(1.) The order rejecting permission to appeal as indigent persons (three in numbers) is under challenge by the petitioners therein.
(2.) It is the defendants in the suit who came up in appeal against the decree of realisation of money due from their predecessor-in-interest, the husband of first defendant and the father of the remaining defendants. Among the three petitioners, the first one is the mother of second and third petitioners. She is a widow aged more than 60 years having no job or income, except a monthly pension of Rs.1,000/-. The other two are the unemployed daughters, who were given in marriage and residing along with their husbands. Their husbands are employed in Police service and KSRTC service respectively. The First Appellate Court rejected their application to appeal as indigent persons on the ground that the first appellant, though a widow, admitted while in the box, that her sons- in-law are employed. The second and third appellants, who are the daughters, were found to have sufficient means on account of employment of their husbands. The report of the District Collector that they are having immovable properties, having an extent of 8.09 Ares and 11.29 Ares in Pattanakkad Village, was also taken into consideration and found that no permission can be granted to appeal as indigent persons, for which the trial court relied on two decisions viz., Mini James v. T.I.George (2018 Supreme (Ker.) 766) and Palakkil Puthiyamaliyekkal Abdul Razac v. P.K.Salim (2018(4) ILR (Ker.) 893). The legal position laid down in these two decisions has not been properly applied or understood by the learned District Judge. It is not discussed anywhere in the impugned order whether the two properties reported by the District Collector, viz., 8.09 Ares and 11.29 Ares in Pattanakkad Village are available for raising the required court fee or whether it is the property under attachment in the suit. The mere availability of immovable property, by itself, will not constitute 'sufficient means' for the purpose of Order XXXIII or Order XLIV CPC. No discussion worth the name has been made in the impugned order with respect to the availability of the abovesaid two properties for raising the funds. Without adjudicating the abovesaid question, the learned District Judge concluded that the appellants/petitioners have sufficient means to pay the required court fee.

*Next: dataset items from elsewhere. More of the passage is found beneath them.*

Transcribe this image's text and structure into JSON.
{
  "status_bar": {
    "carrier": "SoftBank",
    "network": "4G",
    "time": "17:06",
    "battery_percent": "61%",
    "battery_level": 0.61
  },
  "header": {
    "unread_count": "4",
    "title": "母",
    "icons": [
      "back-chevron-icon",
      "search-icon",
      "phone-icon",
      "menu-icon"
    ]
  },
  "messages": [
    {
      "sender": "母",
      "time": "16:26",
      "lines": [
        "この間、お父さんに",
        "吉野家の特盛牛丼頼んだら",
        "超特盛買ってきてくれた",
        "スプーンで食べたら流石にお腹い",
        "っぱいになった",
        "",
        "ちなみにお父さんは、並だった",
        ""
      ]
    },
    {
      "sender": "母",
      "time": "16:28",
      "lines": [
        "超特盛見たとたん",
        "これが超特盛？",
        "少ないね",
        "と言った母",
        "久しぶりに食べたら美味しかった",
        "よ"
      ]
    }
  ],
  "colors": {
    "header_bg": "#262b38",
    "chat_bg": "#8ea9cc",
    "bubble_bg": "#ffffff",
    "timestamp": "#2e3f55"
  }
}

(3.) Strange enough, it is not mentioned anywhere in the impugned order what is the quantum of court fee to be paid. The expression 'sufficient means' to pay the court fee has to be considered with the capacity or ability to raise sufficient funds in order to meet the required court fee, for which necessarily, the quantum of court fee payable has to be mentioned in the order so as to ascertain the ability. It depends upon the quantum of court fee payable, without which, no adjudication can be rendered with respect to the sufficiency of means or ability to raise the funds. A person cannot be said to have sufficient means simply because of the reason that he has got some money or fund or able to raise fund, unless the same is sufficient to meet the requirement. The mere possession of some money or ability to raise funds cannot be construed as sufficient means unless the money or the ability to raise the funds satisfies the requirement. Hence the expression 'sufficient means' must be understood depending on the quantum of court fee payable. The question of 'sufficient means' hence has to be adjudged in relation to the quantum of court fee payable. Necessarily it should find a place in the order either granting or rejecting the permission.